Though a 13th place and two crashes was not a great return from his LCR stint, he had stepped onto the notoriously awkward Honda and immediately been close to team-mate Cal Crutchlow’s pace and performed at a similar level to Nakagami’s usual season-long positions. Crutchlow pointed out that the older spec bike on the opposite side of the garage was more amenable than his factory-spec RC212V but even so the Honda stint ought to have erased many of the doubts about Zarco’s adaptability that the KTM misery had created.

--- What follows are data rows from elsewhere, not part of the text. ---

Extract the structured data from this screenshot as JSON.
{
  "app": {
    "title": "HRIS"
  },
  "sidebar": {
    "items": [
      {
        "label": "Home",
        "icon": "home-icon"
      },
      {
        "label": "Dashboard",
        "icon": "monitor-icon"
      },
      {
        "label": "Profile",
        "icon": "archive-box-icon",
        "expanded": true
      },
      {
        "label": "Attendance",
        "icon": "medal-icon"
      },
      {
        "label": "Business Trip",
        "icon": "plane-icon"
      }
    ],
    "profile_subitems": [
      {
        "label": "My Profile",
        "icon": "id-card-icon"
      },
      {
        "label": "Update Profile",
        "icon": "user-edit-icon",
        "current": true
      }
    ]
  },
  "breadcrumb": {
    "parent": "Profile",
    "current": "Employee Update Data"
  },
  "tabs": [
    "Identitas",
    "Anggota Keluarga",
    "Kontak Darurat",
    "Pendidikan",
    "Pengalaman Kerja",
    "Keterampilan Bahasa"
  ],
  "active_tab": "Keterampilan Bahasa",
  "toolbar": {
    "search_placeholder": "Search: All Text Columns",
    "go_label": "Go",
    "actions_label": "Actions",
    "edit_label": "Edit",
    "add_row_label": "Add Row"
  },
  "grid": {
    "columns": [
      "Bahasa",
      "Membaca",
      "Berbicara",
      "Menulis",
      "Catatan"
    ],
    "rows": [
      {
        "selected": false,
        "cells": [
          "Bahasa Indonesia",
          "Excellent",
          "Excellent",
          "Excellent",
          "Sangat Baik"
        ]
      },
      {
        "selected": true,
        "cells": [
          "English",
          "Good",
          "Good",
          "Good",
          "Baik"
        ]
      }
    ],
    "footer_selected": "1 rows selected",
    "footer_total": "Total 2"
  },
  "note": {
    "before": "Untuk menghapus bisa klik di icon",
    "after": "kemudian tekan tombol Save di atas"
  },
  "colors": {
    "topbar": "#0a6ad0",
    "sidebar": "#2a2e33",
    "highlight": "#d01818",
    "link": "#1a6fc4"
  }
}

What he achieved across 2015-18 was too impressive to be totally overshadowed by the calamitous form of 2019. He could yet play himself back into contention for a top 2021 ride even in what seem like far-from-promising circumstances at Avintia. That would be more in keeping with Zarco’s overall career story so far than his Avintia chance ending in ignominy. But there’s only so many times you can get away with insulting a potential employer before still doing a deal with it. To get the 2021 opportunities he feels he deserves, Zarco has to impress off and on track in ’20.